The trick is WORKDAY(A2-1,1). It finds the first working day on or after the date in A2. If that comes back equal to A2, then A2 is itself a working day.
If A2 is a weekend or a holiday, WORKDAY jumps ahead to the next working day, the result no longer matches A2, and the formula returns “Not a Working Day”.
I’ve kept this one per row so the logic is easy to read. In Excel 365 you could point it at the whole column with =IF(WORKDAY(A2:A5-1,1,$D$2)=A2:A5,"Working Day","Not a Working Day") and let it spill.
Tips & Common Mistakes
- The result looks like a number. WORKDAY returns a date serial number. If you see something like 45733 instead of a date, format the cell as a date.
- The start date is never counted. Day 1 is the working day after the start date, so WORKDAY(date, 1) gives you the next working day, not the date itself.
- WORKDAY only skips Saturday and Sunday. If your weekend is different, or you only take one day off a week, use the WORKDAY function’s sibling, WORKDAY.INTL, which lets you set custom weekends.
- Holidays must be dates. Text like “Jul 4” won’t work. Use real dates in a cell or range for the holidays argument.

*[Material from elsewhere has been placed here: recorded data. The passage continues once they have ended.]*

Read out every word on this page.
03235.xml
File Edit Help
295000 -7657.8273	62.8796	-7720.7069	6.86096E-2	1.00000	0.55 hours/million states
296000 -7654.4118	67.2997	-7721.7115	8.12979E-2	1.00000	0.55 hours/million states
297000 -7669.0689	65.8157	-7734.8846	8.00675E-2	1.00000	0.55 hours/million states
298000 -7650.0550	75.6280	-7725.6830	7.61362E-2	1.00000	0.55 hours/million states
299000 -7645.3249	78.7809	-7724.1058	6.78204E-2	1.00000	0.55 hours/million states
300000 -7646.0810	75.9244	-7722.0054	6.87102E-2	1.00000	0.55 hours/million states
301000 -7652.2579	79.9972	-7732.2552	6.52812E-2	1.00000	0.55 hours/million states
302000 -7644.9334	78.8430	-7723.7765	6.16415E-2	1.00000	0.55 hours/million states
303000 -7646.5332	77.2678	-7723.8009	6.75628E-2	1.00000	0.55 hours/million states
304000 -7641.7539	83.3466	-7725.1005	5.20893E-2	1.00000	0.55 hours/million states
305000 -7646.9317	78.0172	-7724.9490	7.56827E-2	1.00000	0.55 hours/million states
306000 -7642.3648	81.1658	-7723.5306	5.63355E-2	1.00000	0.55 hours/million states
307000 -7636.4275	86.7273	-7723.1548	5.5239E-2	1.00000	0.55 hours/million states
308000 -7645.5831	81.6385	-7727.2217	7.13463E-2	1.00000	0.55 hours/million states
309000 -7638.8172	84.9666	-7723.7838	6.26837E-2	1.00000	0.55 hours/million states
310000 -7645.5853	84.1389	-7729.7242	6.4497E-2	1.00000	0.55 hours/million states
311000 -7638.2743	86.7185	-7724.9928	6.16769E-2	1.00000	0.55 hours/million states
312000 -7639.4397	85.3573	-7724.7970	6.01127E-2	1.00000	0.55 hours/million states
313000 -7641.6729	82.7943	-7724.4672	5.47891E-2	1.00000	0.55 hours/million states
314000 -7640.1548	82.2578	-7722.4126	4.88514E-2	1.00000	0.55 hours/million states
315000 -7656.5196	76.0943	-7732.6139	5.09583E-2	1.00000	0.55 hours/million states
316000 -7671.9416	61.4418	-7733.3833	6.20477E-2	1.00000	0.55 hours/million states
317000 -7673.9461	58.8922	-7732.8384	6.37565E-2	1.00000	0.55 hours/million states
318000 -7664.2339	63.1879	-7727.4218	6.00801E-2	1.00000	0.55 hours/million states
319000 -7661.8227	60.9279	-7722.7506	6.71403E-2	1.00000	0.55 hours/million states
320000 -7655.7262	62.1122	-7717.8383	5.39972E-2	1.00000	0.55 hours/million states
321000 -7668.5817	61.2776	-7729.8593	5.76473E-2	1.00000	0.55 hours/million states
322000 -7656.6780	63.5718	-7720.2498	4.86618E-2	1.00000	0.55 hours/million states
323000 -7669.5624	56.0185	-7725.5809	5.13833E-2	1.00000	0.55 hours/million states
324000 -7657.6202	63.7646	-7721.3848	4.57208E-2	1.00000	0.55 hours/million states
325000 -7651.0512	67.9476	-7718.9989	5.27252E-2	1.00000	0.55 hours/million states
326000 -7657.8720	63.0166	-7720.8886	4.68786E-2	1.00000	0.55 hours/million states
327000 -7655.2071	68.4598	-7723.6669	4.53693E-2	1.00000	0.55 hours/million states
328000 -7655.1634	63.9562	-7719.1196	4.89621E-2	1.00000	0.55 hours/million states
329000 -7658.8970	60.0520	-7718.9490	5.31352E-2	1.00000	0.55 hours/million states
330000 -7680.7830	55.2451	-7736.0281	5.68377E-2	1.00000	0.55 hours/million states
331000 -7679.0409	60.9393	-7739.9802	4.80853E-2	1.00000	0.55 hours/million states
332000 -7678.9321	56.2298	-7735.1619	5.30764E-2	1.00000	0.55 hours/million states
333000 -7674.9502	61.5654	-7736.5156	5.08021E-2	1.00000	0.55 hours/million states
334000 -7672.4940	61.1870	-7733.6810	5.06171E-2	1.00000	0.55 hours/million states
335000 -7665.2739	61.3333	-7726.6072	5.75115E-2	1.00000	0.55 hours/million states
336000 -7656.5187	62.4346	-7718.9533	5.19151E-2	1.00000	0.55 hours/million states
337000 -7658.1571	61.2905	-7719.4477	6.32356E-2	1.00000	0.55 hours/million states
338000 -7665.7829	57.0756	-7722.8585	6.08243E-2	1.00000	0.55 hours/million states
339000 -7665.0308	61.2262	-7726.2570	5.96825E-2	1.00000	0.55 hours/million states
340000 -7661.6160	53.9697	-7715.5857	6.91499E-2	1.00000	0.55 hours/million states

- To count working days between two dates instead, use the NETWORKDAYS function. WORKDAY gives you a date from a count of days, while NETWORKDAYS gives you a count of days from two dates.
- Decimal days get truncated. If days is 10.9, WORKDAY treats it as 10.
The WORKDAY function is one of the handiest date functions once you deal with schedules, due dates, or delivery estimates. It skips weekends for you, takes an optional list of holidays, and works both forward and backward from any start date.
Try it with your own start dates and holiday list, and you’ll rarely count business days by hand again.